Apesar da globalização do campeonato, o papa-títulos continua sendo o país-sede. Apenas o tri-campeonato da bielorrussa Natallia Tryfanava, de 2003 a 2005, e o caneco da russa Tatyana Arkhipenko, no ano passado, quebraram a hegemonia dos anfitriões. No masculino, todos os títulos foram para a Finlândia. O grande nome, uma espécie de Pelé de Heinola, é o pentacampeão Timo Kaukonen. “Treino com ele. Realmente é um talento natural de perseverança e de dedicação”, admira-se Harri Rantanen, competidor desde 2008. “Tenho-o como um mentor”, complementa Jari Kaverna. Muitos o consideram um extraterrestre por sua resistência anormal. Kaukonen nega a superioridade e diz sentir a mesma dor de todos. Talvez seu grande diferencial está na preparação no mínimo surpreendente. Diferente do que muitos podem imaginar, não é ficando o máximo de tempo na sauna que se obtém os melhores resultados. Sempre nos últimos 30 dias que antecedem a Copa do Mundo, esse metalúrgico opta por não se submeter às altas temperaturas. O motivo: poupar a pele de um possível desgaste. Além disso, ele defende o caminho para o sucesso como uma junção de litros de água durante os intervalos e controle da respiração nas disputas. “A grande dificuldade está na falta de ar. Se você perder o ritmo da respiração, terá sérios problemas”, analisa o pentacampeão.
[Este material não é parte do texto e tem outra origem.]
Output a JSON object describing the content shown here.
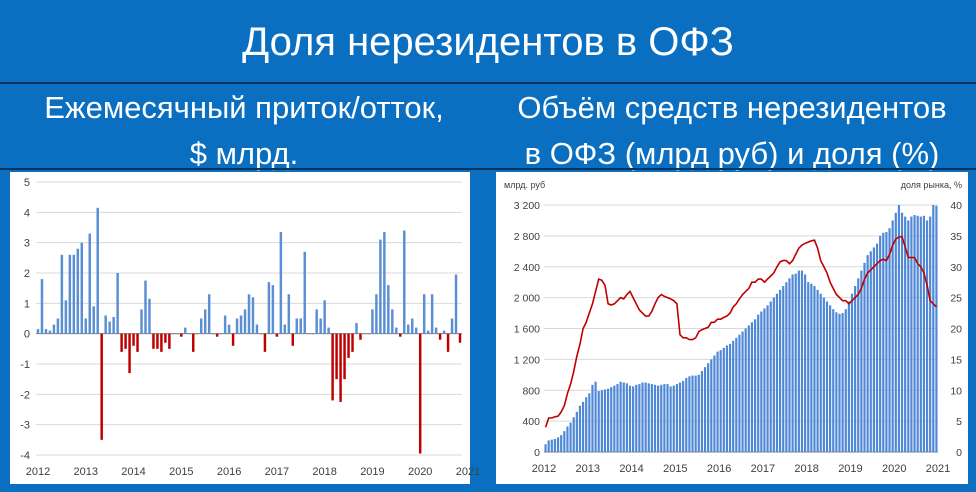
{
  "header": {
    "title": "Доля нерезидентов в ОФЗ",
    "left_subtitle": [
      "Ежемесячный приток/отток,",
      "$ млрд."
    ],
    "right_subtitle": [
      "Объём средств нерезидентов",
      "в ОФЗ (млрд руб) и доля (%)"
    ]
  },
  "colors": {
    "background": "#0a6fc0",
    "bar_positive": "#5b8fd4",
    "bar_negative": "#c00000",
    "line": "#c00000",
    "bar_stock": "#4f88d6"
  },
  "chart_data": [
    {
      "type": "bar",
      "x_tick_labels": [
        "2012",
        "2013",
        "2014",
        "2015",
        "2016",
        "2017",
        "2018",
        "2019",
        "2020",
        "2021"
      ],
      "y_tick_labels": [
        "5",
        "4",
        "3",
        "2",
        "1",
        "0",
        "-1",
        "-2",
        "-3",
        "-4"
      ],
      "ylim": [
        -4,
        5
      ],
      "values": [
        0.15,
        1.8,
        0.15,
        0.1,
        0.3,
        0.5,
        2.6,
        1.1,
        2.6,
        2.6,
        2.8,
        3.0,
        0.5,
        3.3,
        0.9,
        4.15,
        -3.5,
        0.6,
        0.4,
        0.55,
        2.0,
        -0.6,
        -0.5,
        -1.3,
        -0.4,
        -0.6,
        0.8,
        1.75,
        1.15,
        -0.5,
        -0.5,
        -0.6,
        -0.3,
        -0.5,
        0.0,
        0.0,
        -0.1,
        0.2,
        0.0,
        -0.6,
        0.0,
        0.5,
        0.8,
        1.3,
        0.0,
        -0.1,
        0.0,
        0.6,
        0.3,
        -0.4,
        0.5,
        0.6,
        0.8,
        1.3,
        1.2,
        0.3,
        0.0,
        -0.6,
        1.7,
        1.6,
        -0.1,
        3.35,
        0.3,
        1.3,
        -0.4,
        0.5,
        0.5,
        2.7,
        0.0,
        0.0,
        0.8,
        0.5,
        1.1,
        0.2,
        -2.2,
        -1.5,
        -2.25,
        -1.5,
        -0.8,
        -0.6,
        0.35,
        -0.2,
        0.0,
        0.0,
        0.8,
        1.3,
        3.1,
        3.35,
        1.6,
        0.8,
        0.2,
        -0.1,
        3.4,
        0.3,
        0.5,
        0.2,
        -3.95,
        1.3,
        0.1,
        1.3,
        0.2,
        -0.2,
        0.1,
        -0.6,
        0.5,
        1.95,
        -0.3
      ]
    },
    {
      "type": "bar+line",
      "left_axis_label": "млрд. руб",
      "right_axis_label": "доля рынка, %",
      "x_tick_labels": [
        "2012",
        "2013",
        "2014",
        "2015",
        "2016",
        "2017",
        "2018",
        "2019",
        "2020",
        "2021"
      ],
      "y_left_tick_labels": [
        "3 200",
        "2 800",
        "2 400",
        "2 000",
        "1 600",
        "1 200",
        "800",
        "400",
        "0"
      ],
      "y_right_tick_labels": [
        "40",
        "35",
        "30",
        "25",
        "20",
        "15",
        "10",
        "5",
        "0"
      ],
      "ylim_left": [
        0,
        3200
      ],
      "ylim_right": [
        0,
        40
      ],
      "series": [
        {
          "values": [
            100,
            150,
            160,
            170,
            190,
            220,
            270,
            330,
            380,
            450,
            520,
            600,
            650,
            710,
            760,
            870,
            910,
            790,
            800,
            810,
            820,
            840,
            860,
            880,
            910,
            900,
            890,
            860,
            850,
            870,
            880,
            900,
            900,
            890,
            880,
            870,
            860,
            870,
            880,
            880,
            850,
            860,
            880,
            900,
            920,
            960,
            980,
            990,
            990,
            1000,
            1050,
            1100,
            1150,
            1200,
            1250,
            1300,
            1320,
            1350,
            1380,
            1400,
            1440,
            1480,
            1520,
            1560,
            1600,
            1640,
            1680,
            1720,
            1780,
            1820,
            1860,
            1900,
            1950,
            2000,
            2050,
            2100,
            2150,
            2200,
            2250,
            2300,
            2310,
            2350,
            2350,
            2300,
            2200,
            2180,
            2150,
            2100,
            2050,
            2000,
            1950,
            1900,
            1850,
            1810,
            1790,
            1800,
            1850,
            1950,
            2050,
            2150,
            2250,
            2350,
            2450,
            2550,
            2600,
            2650,
            2700,
            2800,
            2840,
            2850,
            2900,
            3000,
            3100,
            3200,
            3100,
            3050,
            3000,
            3050,
            3070,
            3060,
            3050,
            3060,
            3000,
            3050,
            3200,
            3190
          ]
        },
        {
          "values": [
            4,
            5.5,
            5.5,
            5.7,
            5.8,
            6.5,
            7.5,
            9.5,
            11,
            13,
            15.5,
            17.5,
            20,
            21,
            22.5,
            24,
            26,
            28,
            27.8,
            27,
            24,
            23.8,
            24,
            24.5,
            25,
            24.8,
            25.5,
            26,
            25,
            24,
            23,
            22.5,
            22,
            22,
            22.8,
            24,
            25,
            25.5,
            25.2,
            25,
            24.8,
            24.5,
            24,
            19,
            18.5,
            18.5,
            18.2,
            18.2,
            18.5,
            19.5,
            19.8,
            20,
            20.2,
            21,
            21,
            21.5,
            21.5,
            21.8,
            22,
            22.5,
            23.5,
            24,
            24.8,
            25.5,
            26,
            26.5,
            27.5,
            27.5,
            28,
            28,
            27.5,
            28,
            28.5,
            29,
            30,
            30.8,
            31,
            31,
            30.5,
            31,
            32,
            33,
            33.5,
            33.8,
            34,
            34.2,
            34.3,
            33,
            31,
            30,
            29,
            27.5,
            26.5,
            25.5,
            25,
            24.5,
            24.5,
            24,
            24.5,
            25,
            25.5,
            26.5,
            28,
            29,
            29.5,
            30,
            30.5,
            31,
            31.2,
            31,
            32,
            33.5,
            34.5,
            34.8,
            34.9,
            33.2,
            31.5,
            31.5,
            31.5,
            30.5,
            30,
            29,
            27,
            24.5,
            24,
            23.5
          ]
        }
      ]
    }
  ]
}
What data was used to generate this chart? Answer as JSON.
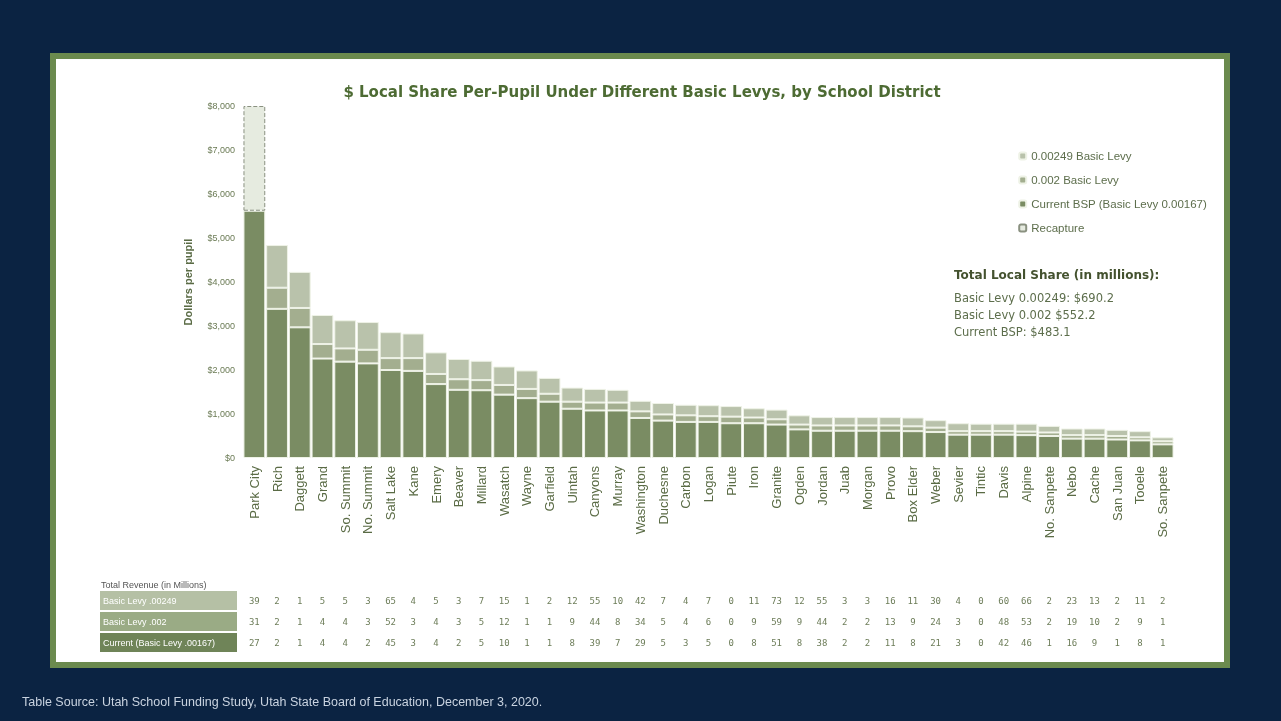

O prêmio final é de 500 euros em produtos de sauna e troféu para o campeão. Os outros finalistas ganham medalhas e todos ainda participam de um sorteio de um cruzeiro pela costa da Suécia. Mas, o principal atrativo não é esse. Os participantes estão lá para se divertir e, principalmente, testar seus limites. “Acabei criando novas amizades que reencontro todos os anos. Apesar de nunca ter chegado às fases finais, só de melhorar minha marca, sinto-me realizado”, diz o germânico Bastian Roet. Mesmo com todos prezando pelo clima descontraído e pouco competitivo existente na Copa do Mundo de Saunas, o objetivo é traçar voos mais altos. Ninguém chega a almejar uma possível Olimpíada. “Existem esportes muito mais interessantes e importantes que mereciam estar nos Jogos Olímpicos”, mantém os pés no chão Ossi Arvela, principal responsável pela organização do campeonato. O grande sonho é profissionalizar a categoria e quem sabe conseguir organizar uma liga com algumas etapas ao longo do ano e prêmios mais significativos. Como finaliza Arvela: “Se pessoas vivem de competições de churrasco nos Estados Unidos, por que não viver de saunas na Finlândia?”

 

As saunas e a saúde

Vista como um dos principais responsáveis pela longevidade dos europeus, saunas podem trazer consideráveis benefícios para a saúde. A forma recomendada é deixar o termômetro na faixa dos 40 a 60 ºC e reservar 15 minutos diários acompanhados sempre por uma ducha fria de aproximadamente 20 segundos. Além da sensação de bem-estar, saunas ajudam a fortalecer a circulação sanguínea, a desobstruir poros da pele e combate doenças como bronquite, gripe e hipertensão. Também relaxa a musculatura, por conta da liberação de ácido lático, e facilita o sono. Em questões estéticas, seu banho hidrata a pele, preveni celulite e melhora o resultado de cremes cosméticos.